A 17th-century Mongolian chronicle, the Qad-nu üdusün Erdeni-yin Tobci (The Bejeweled Summary of the Origin of Khans) devoted part of its content on ancient Tibet, in which the two Tang dynasty princesses’ marriage to the Tibetan rulers were included. Nevertheless, Sayan Sechen, the compiler, was applying different historiography in handling these two historical events. For Princess Wen-cheng’s episode, Sayan Sechen provided a lengthy narration, whose origin had come from a Tibetan source. His writing was meant to mystify this particular marital event, and to weave it into a Tibetan Buddhist context. This paper will study Sayan Sechen’s work by comparing it with a Tibetan text.

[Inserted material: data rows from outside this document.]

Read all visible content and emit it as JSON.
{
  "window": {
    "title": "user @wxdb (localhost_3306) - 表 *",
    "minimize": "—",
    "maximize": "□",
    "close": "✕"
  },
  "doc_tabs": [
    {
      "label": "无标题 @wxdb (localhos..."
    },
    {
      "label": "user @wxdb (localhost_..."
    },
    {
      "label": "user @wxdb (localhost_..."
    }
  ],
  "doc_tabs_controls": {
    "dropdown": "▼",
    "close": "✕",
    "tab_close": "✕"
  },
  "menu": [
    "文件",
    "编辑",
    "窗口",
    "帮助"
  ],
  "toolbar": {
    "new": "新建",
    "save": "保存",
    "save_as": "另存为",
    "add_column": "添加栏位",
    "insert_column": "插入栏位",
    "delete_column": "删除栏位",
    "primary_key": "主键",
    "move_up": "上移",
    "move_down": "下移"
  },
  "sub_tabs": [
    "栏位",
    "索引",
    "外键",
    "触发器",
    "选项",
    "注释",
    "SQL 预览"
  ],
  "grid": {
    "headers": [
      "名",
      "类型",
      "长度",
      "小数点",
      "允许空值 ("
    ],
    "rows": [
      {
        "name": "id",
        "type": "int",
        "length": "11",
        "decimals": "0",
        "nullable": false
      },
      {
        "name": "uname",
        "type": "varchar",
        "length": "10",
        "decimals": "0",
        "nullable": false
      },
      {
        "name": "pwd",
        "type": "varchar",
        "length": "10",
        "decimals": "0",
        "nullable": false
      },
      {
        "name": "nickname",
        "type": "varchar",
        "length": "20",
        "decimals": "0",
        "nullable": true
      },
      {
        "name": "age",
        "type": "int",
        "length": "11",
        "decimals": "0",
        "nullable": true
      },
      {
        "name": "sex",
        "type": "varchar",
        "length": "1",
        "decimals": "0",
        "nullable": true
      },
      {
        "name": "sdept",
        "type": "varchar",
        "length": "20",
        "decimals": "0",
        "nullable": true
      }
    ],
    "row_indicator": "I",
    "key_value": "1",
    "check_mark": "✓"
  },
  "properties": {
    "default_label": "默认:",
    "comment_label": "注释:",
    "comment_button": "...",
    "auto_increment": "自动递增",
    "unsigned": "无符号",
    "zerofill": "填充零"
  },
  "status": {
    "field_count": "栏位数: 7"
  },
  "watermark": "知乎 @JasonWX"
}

As for the Chinese sources on these two royal marriages, both the official dynasty histories and the legendary literature about the two princesses will also be examined.

In conclusion, this paper will try to explain why these two royal marriages were treated differently in the above-mentioned Mongolian chronicle. Moreover, a contemporary view on the legacy of these royal marriages will also be discussed.


Mongolia’s Twentieth Century of Revolution

Alicia Campi, U.S.-Mongolia Advisory Group

The paper’s focus will be on the three distinct revolutions that Mongolia has experienced in the twentieth century—all of which have formed the modern Mongolian state. Attention will be given to the 1911 revolution against the Manchu Empire which resulted in the Autonomous Government under a theocratic ruler; the 1921 communist revolution which produced a seventy-year experiment in socialism under the guidance of the Soviet Union; and the 1990 democratic revolution which has promoted the establishment of democratic and free market institutions after the collapse and dismantling of the socialist system. Special significance will be given to the impact of political events in neighboring countries and to the resilience of Mongolian nomadic culture in explaining the nature and course of the three revolutions.